Sous l’effet de l’inflation et de la hausse des primes, les automobilistes et les motards arbitrent leurs dépenses en privilégiant des couvertures minimales, constate le comparateur d’assurance LeLynx.fr.
L’assurance auto et moto pèse jusqu’à un tiers du budget annuel d’un véhicule

Le poids de l’assurance demeure toujours très élevé dans le budget mobilité des ménages français. C’est ce que révèle l’édition 2026 du baromètre du coût de l’assurance auto-moto du comparateur LeLynx.fr.
Au total, posséder une voiture représente environ 3 440 euros par an, hors achat. L’assurance en absorbe entre 17% et 22% selon la formule. Pour une moto, la part atteint entre 27% et 33%, faisant de l’assurance le deuxième poste de dépense après le carburant, indique l’étude.
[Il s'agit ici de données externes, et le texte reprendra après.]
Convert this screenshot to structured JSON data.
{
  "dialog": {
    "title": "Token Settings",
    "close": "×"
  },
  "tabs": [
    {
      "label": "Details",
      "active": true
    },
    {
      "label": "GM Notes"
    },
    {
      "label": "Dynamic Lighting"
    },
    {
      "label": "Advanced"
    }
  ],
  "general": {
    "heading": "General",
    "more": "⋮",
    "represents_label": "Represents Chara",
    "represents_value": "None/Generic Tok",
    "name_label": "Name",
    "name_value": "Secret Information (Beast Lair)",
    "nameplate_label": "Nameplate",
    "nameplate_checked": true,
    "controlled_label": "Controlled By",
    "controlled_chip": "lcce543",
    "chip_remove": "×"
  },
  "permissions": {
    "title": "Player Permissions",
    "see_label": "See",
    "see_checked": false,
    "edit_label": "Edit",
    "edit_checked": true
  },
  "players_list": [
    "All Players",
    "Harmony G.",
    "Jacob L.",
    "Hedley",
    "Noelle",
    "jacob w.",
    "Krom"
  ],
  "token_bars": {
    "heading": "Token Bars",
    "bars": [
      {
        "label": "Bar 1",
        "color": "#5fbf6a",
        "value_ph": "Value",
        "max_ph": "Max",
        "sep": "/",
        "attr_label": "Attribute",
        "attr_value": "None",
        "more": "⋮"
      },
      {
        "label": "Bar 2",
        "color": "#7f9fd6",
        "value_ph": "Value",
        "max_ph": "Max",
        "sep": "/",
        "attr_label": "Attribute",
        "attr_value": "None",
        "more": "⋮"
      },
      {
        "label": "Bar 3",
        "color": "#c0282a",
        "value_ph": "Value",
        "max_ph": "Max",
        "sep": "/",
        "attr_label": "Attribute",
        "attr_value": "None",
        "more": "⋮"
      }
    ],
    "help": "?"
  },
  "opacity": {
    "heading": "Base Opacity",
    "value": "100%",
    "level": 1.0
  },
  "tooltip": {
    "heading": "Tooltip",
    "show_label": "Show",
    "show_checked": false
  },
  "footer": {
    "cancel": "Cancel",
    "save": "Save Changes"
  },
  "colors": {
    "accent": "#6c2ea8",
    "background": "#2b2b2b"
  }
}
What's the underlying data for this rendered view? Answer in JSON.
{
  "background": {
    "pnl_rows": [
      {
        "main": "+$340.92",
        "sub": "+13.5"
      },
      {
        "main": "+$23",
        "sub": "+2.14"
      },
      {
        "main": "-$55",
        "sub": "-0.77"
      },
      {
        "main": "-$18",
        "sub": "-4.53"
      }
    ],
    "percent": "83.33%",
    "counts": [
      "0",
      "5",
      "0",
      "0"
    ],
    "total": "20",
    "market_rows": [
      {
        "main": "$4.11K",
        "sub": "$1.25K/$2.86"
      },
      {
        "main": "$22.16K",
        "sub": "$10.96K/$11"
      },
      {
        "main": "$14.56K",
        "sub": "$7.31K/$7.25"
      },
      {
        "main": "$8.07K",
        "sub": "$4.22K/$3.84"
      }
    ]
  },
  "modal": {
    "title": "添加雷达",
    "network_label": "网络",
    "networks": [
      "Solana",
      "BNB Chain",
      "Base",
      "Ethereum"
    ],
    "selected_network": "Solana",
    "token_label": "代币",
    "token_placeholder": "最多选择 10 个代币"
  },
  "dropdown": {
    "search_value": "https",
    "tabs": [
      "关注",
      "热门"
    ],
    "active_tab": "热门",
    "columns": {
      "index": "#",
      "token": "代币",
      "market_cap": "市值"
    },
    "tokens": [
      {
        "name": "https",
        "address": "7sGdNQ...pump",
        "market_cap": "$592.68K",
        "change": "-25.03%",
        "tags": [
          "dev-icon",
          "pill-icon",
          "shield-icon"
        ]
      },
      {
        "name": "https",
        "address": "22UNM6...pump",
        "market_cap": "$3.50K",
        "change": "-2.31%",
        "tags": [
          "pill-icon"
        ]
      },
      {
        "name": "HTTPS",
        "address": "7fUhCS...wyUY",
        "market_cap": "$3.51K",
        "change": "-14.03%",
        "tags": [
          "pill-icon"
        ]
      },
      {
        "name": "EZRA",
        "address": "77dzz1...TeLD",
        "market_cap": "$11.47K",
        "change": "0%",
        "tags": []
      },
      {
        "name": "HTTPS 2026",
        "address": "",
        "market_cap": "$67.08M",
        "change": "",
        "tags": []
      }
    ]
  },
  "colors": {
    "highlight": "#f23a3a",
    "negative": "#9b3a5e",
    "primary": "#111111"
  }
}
Fortes disparités tarifaires
Concrètement, la prime moyenne d’assurance auto s’établit à 663 euros par an, contre 634 euros pour une moto. Mais derrière ces moyennes, les écarts restent importants. Les jeunes conducteurs paient jusqu’à deux fois plus que les profils expérimentés, avec des primes annuelles dépassant 1 200 euros en automobile.
Dans le même temps, les disparités régionales s’accentuent. En auto, les écarts atteignent 45% entre régions, avec des primes nettement plus élevées dans le Sud-Est et en Île-de-France. En moto, l’écart grimpe à 66%. Ces différences s’expliquent par des niveaux de sinistralité, de vols et de densité de circulation variables selon les territoires.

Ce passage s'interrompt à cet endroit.